Question

If 7 divides \[{{32}^{{{32}^{32}}}},\] then find the remainder.

Answer 1

Hint: In order to find the remainder of this complex term, we will first expand the term using the Binomial Expansion to reduce the term as 4 + 28 = 32. So, when we expand, we will get the lesser term. After that, we will find how 4 raised to some power gives a different remainder and then we can find our remainder.

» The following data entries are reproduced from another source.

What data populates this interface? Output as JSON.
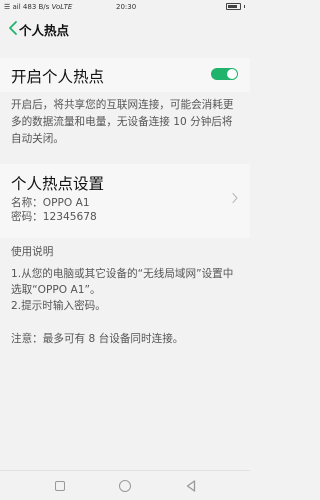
{
  "status_bar": {
    "signal_text": "☰ ail",
    "speed": "483 B/s",
    "network": "VoLTE",
    "time": "20:30"
  },
  "header": {
    "title": "个人热点"
  },
  "hotspot_toggle": {
    "label": "开启个人热点",
    "enabled": true,
    "accent_color": "#1fb36b"
  },
  "description": "开启后，将共享您的互联网连接，可能会消耗更多的数据流量和电量，无设备连接 10 分钟后将自动关闭。",
  "settings": {
    "title": "个人热点设置",
    "name_line": "名称：OPPO A1",
    "password_line": "密码：12345678"
  },
  "help": {
    "heading": "使用说明",
    "step1": "1.从您的电脑或其它设备的“无线局域网”设置中选取“OPPO A1”。",
    "step2": "2.提示时输入密码。",
    "note": "注意：最多可有 8 台设备同时连接。"
  },
  "icons": {
    "back": "chevron-left-icon",
    "settings_arrow": "chevron-right-icon",
    "nav_recent": "square-icon",
    "nav_home": "circle-icon",
    "nav_back": "triangle-back-icon"
  }
}
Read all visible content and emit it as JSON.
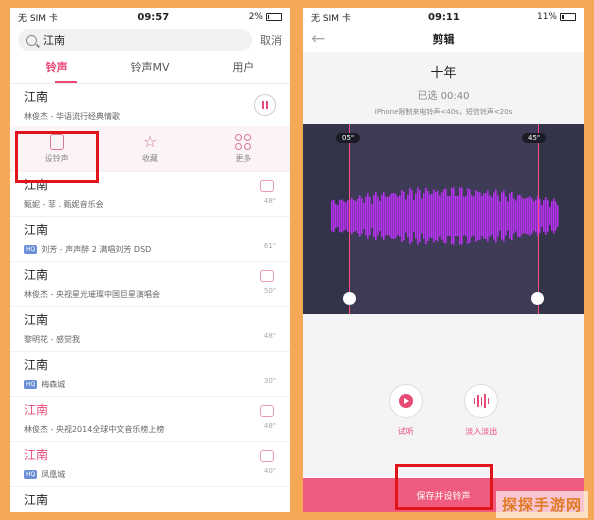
{
  "left": {
    "status": {
      "carrier": "无 SIM 卡",
      "time": "09:57",
      "battery": "2%"
    },
    "search": {
      "query": "江南",
      "cancel": "取消"
    },
    "tabs": [
      "铃声",
      "铃声MV",
      "用户"
    ],
    "playing": {
      "title": "江南",
      "subtitle": "林俊杰 - 华语流行经典情歌"
    },
    "actions": {
      "set_ringtone": "设铃声",
      "favorite": "收藏",
      "more": "更多"
    },
    "songs": [
      {
        "title": "江南",
        "subtitle": "甄妮 - 菲 . 甄妮音乐会",
        "duration": "48\"",
        "hq": false,
        "red": false
      },
      {
        "title": "江南",
        "subtitle": "刘芳 - 声声醉 2 满唱刘芳 DSD",
        "duration": "61\"",
        "hq": true,
        "red": false
      },
      {
        "title": "江南",
        "subtitle": "林俊杰 - 央视星光璀璨中国巨星演唱会",
        "duration": "50\"",
        "hq": false,
        "red": false
      },
      {
        "title": "江南",
        "subtitle": "黎明花 - 感觉我",
        "duration": "48\"",
        "hq": false,
        "red": false
      },
      {
        "title": "江南",
        "subtitle": "梅森城",
        "duration": "30\"",
        "hq": true,
        "red": false
      },
      {
        "title": "江南",
        "subtitle": "林俊杰 - 央视2014全球中文音乐榜上榜",
        "duration": "48\"",
        "hq": false,
        "red": true
      },
      {
        "title": "江南",
        "subtitle": "凤凰城",
        "duration": "40\"",
        "hq": true,
        "red": true
      },
      {
        "title": "江南",
        "subtitle": "",
        "duration": "",
        "hq": false,
        "red": false
      }
    ]
  },
  "right": {
    "status": {
      "carrier": "无 SIM 卡",
      "time": "09:11",
      "battery": "11%"
    },
    "nav_title": "剪辑",
    "song_title": "十年",
    "selected": "已选 00:40",
    "hint": "iPhone限制来电铃声<40s，短信铃声<20s",
    "start_marker": "05\"",
    "end_marker": "45\"",
    "controls": {
      "preview": "试听",
      "fade": "淡入淡出"
    },
    "save_label": "保存并设铃声"
  },
  "watermark": "探探手游网",
  "colors": {
    "accent": "#e84a76",
    "highlight_box": "#e2141b",
    "wave": "#b533ee"
  }
}
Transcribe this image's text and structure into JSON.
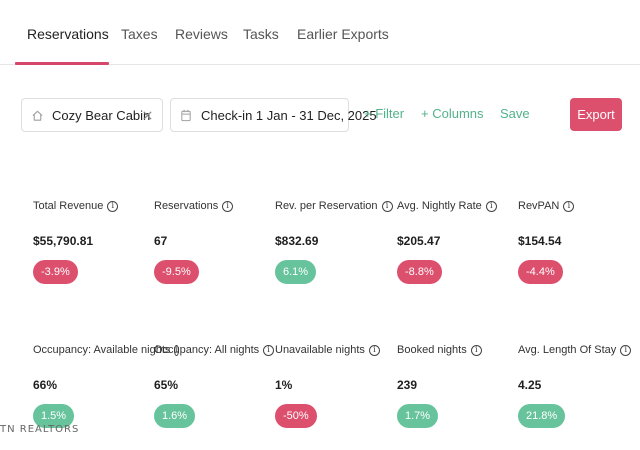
{
  "tabs": [
    {
      "label": "Reservations",
      "active": true
    },
    {
      "label": "Taxes"
    },
    {
      "label": "Reviews"
    },
    {
      "label": "Tasks"
    },
    {
      "label": "Earlier Exports"
    }
  ],
  "toolbar": {
    "property": "Cozy Bear Cabin",
    "property_icon": "home-icon",
    "clear_icon": "close-icon",
    "date_range": "Check-in 1 Jan - 31 Dec, 2025",
    "date_icon": "calendar-icon",
    "filter": "+ Filter",
    "columns": "+ Columns",
    "save": "Save",
    "export": "Export"
  },
  "metrics": [
    {
      "label": "Total Revenue",
      "value": "$55,790.81",
      "change": "-3.9%",
      "trend": "negative"
    },
    {
      "label": "Reservations",
      "value": "67",
      "change": "-9.5%",
      "trend": "negative"
    },
    {
      "label": "Rev. per Reservation",
      "value": "$832.69",
      "change": "6.1%",
      "trend": "positive"
    },
    {
      "label": "Avg. Nightly Rate",
      "value": "$205.47",
      "change": "-8.8%",
      "trend": "negative"
    },
    {
      "label": "RevPAN",
      "value": "$154.54",
      "change": "-4.4%",
      "trend": "negative"
    },
    {
      "label": "Occupancy: Available nights",
      "value": "66%",
      "change": "1.5%",
      "trend": "positive"
    },
    {
      "label": "Occupancy: All nights",
      "value": "65%",
      "change": "1.6%",
      "trend": "positive"
    },
    {
      "label": "Unavailable nights",
      "value": "1%",
      "change": "-50%",
      "trend": "negative"
    },
    {
      "label": "Booked nights",
      "value": "239",
      "change": "1.7%",
      "trend": "positive"
    },
    {
      "label": "Avg. Length Of Stay",
      "value": "4.25",
      "change": "21.8%",
      "trend": "positive"
    }
  ],
  "info_glyph": "i",
  "watermark": "TN REALTORS",
  "colors": {
    "accent": "#d6456a",
    "negative": "#dc4f6d",
    "positive": "#67c39b",
    "link": "#52b38a"
  }
}
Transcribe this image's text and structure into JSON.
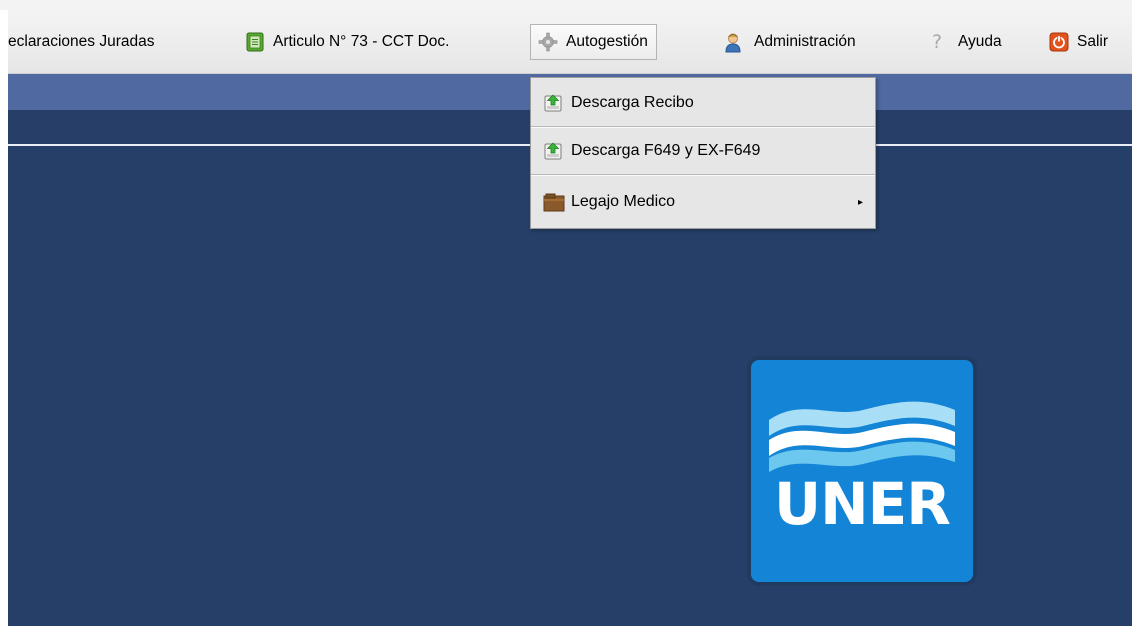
{
  "menubar": {
    "items": [
      {
        "label": "eclaraciones Juradas",
        "icon": "none"
      },
      {
        "label": "Articulo N° 73 - CCT Doc.",
        "icon": "green-book-icon"
      },
      {
        "label": "Autogestión",
        "icon": "gear-icon"
      },
      {
        "label": "Administración",
        "icon": "admin-user-icon"
      },
      {
        "label": "Ayuda",
        "icon": "help-icon"
      },
      {
        "label": "Salir",
        "icon": "power-icon"
      }
    ],
    "active_item": "Autogestión"
  },
  "autogestion_menu": {
    "items": [
      {
        "label": "Descarga Recibo",
        "icon": "download-icon"
      },
      {
        "label": "Descarga F649 y EX-F649",
        "icon": "download-icon"
      },
      {
        "label": "Legajo Medico",
        "icon": "folder-icon",
        "submenu_indicator": "▸"
      }
    ]
  },
  "logo": {
    "text": "UNER"
  },
  "colors": {
    "nav_blue": "#5069a1",
    "main_background": "#263f69",
    "logo_blue": "#1485d6",
    "menu_background": "#e6e6e6"
  }
}
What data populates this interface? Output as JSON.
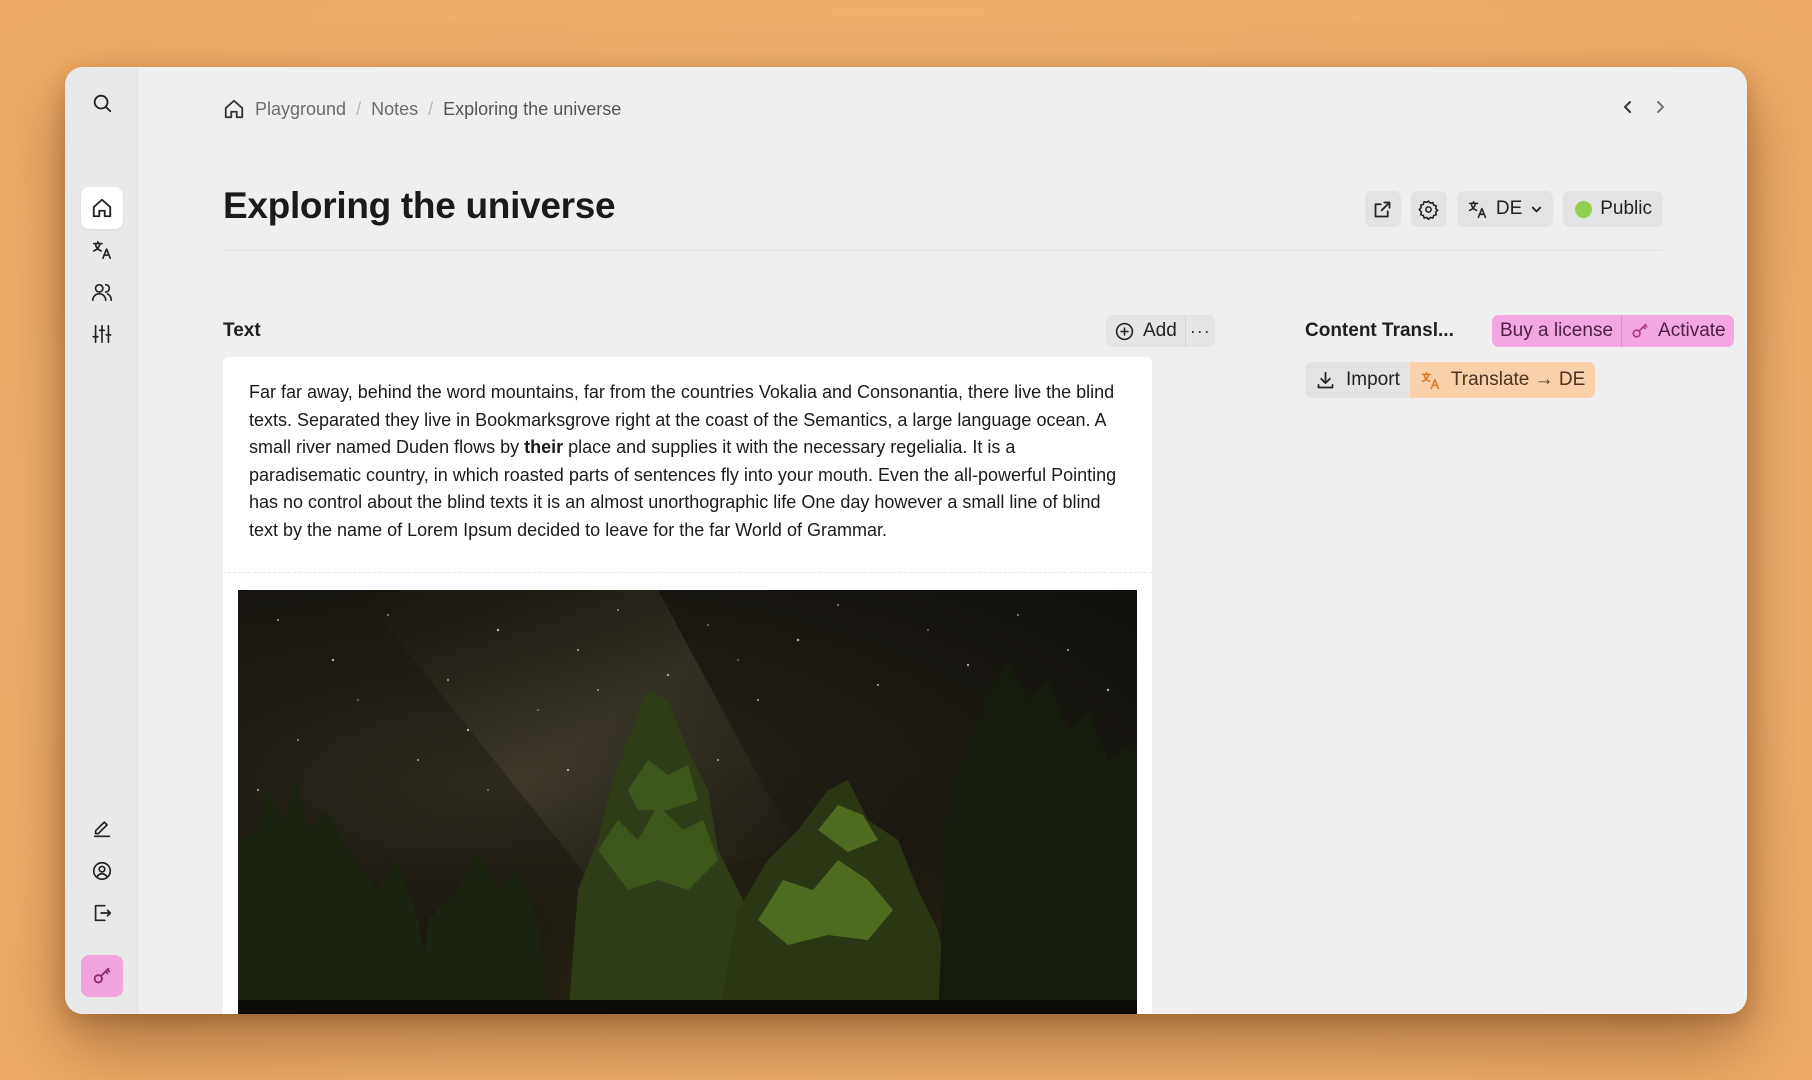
{
  "breadcrumb": {
    "items": [
      "Playground",
      "Notes",
      "Exploring the universe"
    ],
    "separator": "/"
  },
  "page": {
    "title": "Exploring the universe"
  },
  "title_actions": {
    "language_code": "DE",
    "visibility_label": "Public",
    "visibility_color": "#8fd14f"
  },
  "text_block": {
    "label": "Text",
    "add_label": "Add",
    "more_label": "···",
    "content_before": "Far far away, behind the word mountains, far from the countries Vokalia and Consonantia, there live the blind texts. Separated they live in Bookmarksgrove right at the coast of the Semantics, a large language ocean. A small river named Duden flows by ",
    "content_bold": "their",
    "content_after": " place and supplies it with the necessary regelialia. It is a paradisematic country, in which roasted parts of sentences fly into your mouth. Even the all-powerful Pointing has no control about the blind texts it is an almost unorthographic life One day however a small line of blind text by the name of Lorem Ipsum decided to leave for the far World of Grammar."
  },
  "content_translation": {
    "label": "Content Transl...",
    "buy_license_label": "Buy a license",
    "activate_label": "Activate",
    "import_label": "Import",
    "translate_label": "Translate → DE",
    "license_color": "#f3a6df",
    "translate_color": "#f8d0a9"
  },
  "sidebar": {
    "top_icons": [
      "search-icon"
    ],
    "nav_icons": [
      "home-icon",
      "translate-icon",
      "users-icon",
      "sliders-icon"
    ],
    "bottom_icons": [
      "edit-icon",
      "account-icon",
      "logout-icon",
      "key-icon"
    ],
    "active": "home-icon",
    "key_color": "#f1a3dd"
  },
  "colors": {
    "background": "#f0b06e",
    "window": "#efefef"
  }
}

Complete step-by-step answer:
We know that,
\[32=28+4\]
We have to calculate first \[{{32}^{{{32}^{32}}}},\] for this we will use the binomial expansion to calculate the expansion of \[{{32}^{{{32}^{32}}}}.\] So, expand in such a way that its value includes the multiple of 7. We know that,
\[{{\left( a+b \right)}^{n}}={{\text{ }}^{n}}{{C}_{0}}{{a}^{n}}{{b}^{0}}+{{\text{ }}^{n}}{{C}_{1}}{{a}^{n-1}}{{b}^{1}}+..........+{{\text{ }}^{n}}{{C}_{n}}{{a}^{0}}{{b}^{n}}\]
So, let us assume,
\[{{\left( 32 \right)}^{{{32}^{32}}}}={{\left( 32 \right)}^{k}}={{\left( 28+4 \right)}^{k}}\]
\[{{\left( 28+4 \right)}^{k}}={{\text{ }}^{k}}{{C}_{0}}{{28}^{k}}{{4}^{0}}+{{\text{ }}^{k}}{{C}_{1}}{{28}^{k-1}}{{4}^{1}}+..........+{{\text{ }}^{k}}{{C}_{k}}{{28}^{0}}{{4}^{k}}\]
So, we can see that this expansion has all the factors divisible by 7 except \[^{k}{{C}_{k}}{{28}^{0}}{{4}^{k}}.\] Hence,
\[\text{Remainder}\left( \dfrac{{{32}^{{{32}^{32}}}}}{7} \right)=\text{Remainder}\left( \dfrac{{{4}^{{{32}^{32}}}}}{7} \right)\]
Now, we will find how various powers of 4 will give the remainders.
\[{{4}^{1}}\] divided by 7 gives the remainder as 4.
\[{{4}^{2}}\] divided by 7 gives the remainder as 2.
\[{{4}^{3}}\] divided by 7 gives the remainder as 1.
\[{{4}^{4}}={{4}^{3}}\times {{4}^{1}}\] which behaves just like \[{{4}^{1}}.\]
So, we get the terms 4,2, 1 which keeps repeating in the remainder.
So, in general, we get the number defined as \[{{4}^{3k+1}}\] gives the remainder 4
The number defined as \[{{4}^{3k+2}}\] gives the remainder 2.
The number defined as \[{{4}^{3k+3}}\] gives the remainder 1.
Now,
\[32=2\times 2\times 2\times 2\times 2={{2}^{5}}\]
Therefore,
\[{{\left( 32 \right)}^{32}}={{\left( {{2}^{5}} \right)}^{32}}={{2}^{160}}\]
Now, \[{{2}^{160}}\] divided by 3 gives us the remainder 1. So, \[{{2}^{160}}\] is formatted as 3k + 1 type.
Hence \[{{\left( {{4}^{32}} \right)}^{32}}\] is formatted as \[{{4}^{3k+1}}.\]
So,
\[\text{Remainder}\left( \dfrac{{{4}^{{{32}^{32}}}}}{7} \right)=4\]
So, we get the remainder when \[{{32}^{{{32}^{32}}}}\] divided by 7 as 4.


Note:While computing the power, one can solve \[{{32}^{32}}=32\times 32\] which is incorrect as it is not the product and it is the square. While expanding, we have to expand in such a way that most terms include multiple of 7 for easy cancelation.